WHEREAS stories of waste of game and other poor hunting practices make the political defense of subsistence hunting more difficult by reducing public confidence in the ability of the Inuit to manage fish and game; now

THEREFORE, BE IT RESOLVED that the delegates assembled at the first Inuit Circumpolar Conference call upon all Inuit to behave as hunters and in no way that will create scandal and endanger our subsistence hunting rights, and to conserve our game as we would conserve our homeland, and protect the future generations of our people.

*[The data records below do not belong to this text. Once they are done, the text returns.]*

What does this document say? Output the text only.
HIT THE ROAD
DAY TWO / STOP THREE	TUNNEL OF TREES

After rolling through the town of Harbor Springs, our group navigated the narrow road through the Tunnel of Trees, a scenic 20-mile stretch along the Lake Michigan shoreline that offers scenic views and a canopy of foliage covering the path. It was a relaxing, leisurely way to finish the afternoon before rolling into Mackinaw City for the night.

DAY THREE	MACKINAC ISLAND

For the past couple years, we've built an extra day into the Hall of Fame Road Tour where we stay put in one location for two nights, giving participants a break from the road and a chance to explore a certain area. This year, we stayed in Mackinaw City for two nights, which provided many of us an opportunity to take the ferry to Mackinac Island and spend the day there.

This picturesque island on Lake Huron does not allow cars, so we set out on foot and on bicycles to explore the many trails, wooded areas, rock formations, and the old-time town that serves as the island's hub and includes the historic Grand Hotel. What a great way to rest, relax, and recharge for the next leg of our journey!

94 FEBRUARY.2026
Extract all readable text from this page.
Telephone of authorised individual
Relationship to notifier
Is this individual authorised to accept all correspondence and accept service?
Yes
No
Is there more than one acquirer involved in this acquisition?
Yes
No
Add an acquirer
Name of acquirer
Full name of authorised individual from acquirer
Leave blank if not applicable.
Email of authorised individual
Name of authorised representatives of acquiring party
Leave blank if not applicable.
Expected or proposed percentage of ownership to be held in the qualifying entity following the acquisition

When we organized the Inuit Circumpolar Conference, we announced to the world that we are willing and able to take our case for justice and environmental responsibility to the entire world, for we can no longer depend only upon national policies to honor our rights and responsibilities. So it was that we were able to organize the strong support of Greenland to change Danish policy that was largely responsible for the IWC subsistence bowhead moratorium. Now, we all must come to the aid of our people in Greenland where the European Council, acting must like the International Whaling Commission, has called upon all European Common Market nations to enforce a ban on all subsistence sealing in Greenland. Just as an international forum was used to attack our whaling, so was another such forum used to attack our sealing in Greenland. 20,000 Eskimo people in Greenland depend upon the Greenland seal just as 15,000 Yupik depend upon both the seal and the salmon in the Bethel region. As Mayor of the North Slope Borough and Chairman of the Inuit Circumpolar Conference, I have invited the leadership of the Government of Greenland to Alaska this coming May to discuss how we can prevent these foreign attacks upon North American Arctic Native subsistence hunting rights. The leader of the Government of Greenland is Lars Chemnitz, and both he and I will be visiting Bethel in mid-May as part of a swing around the State so that he can see for himself the common bonds between Bethel and Greenland, both populated by People of the Seal.

Phase II of our land claims movement will be village-centered, and it will be the strongest and most effective part of our land claims movement. Working together, we will exercise an effective stewardship over our land, and we will prevail. This is my hope and conviction, and I appreciate the opportunity to express it to you here tonight. Thank you very much. May God bless us all.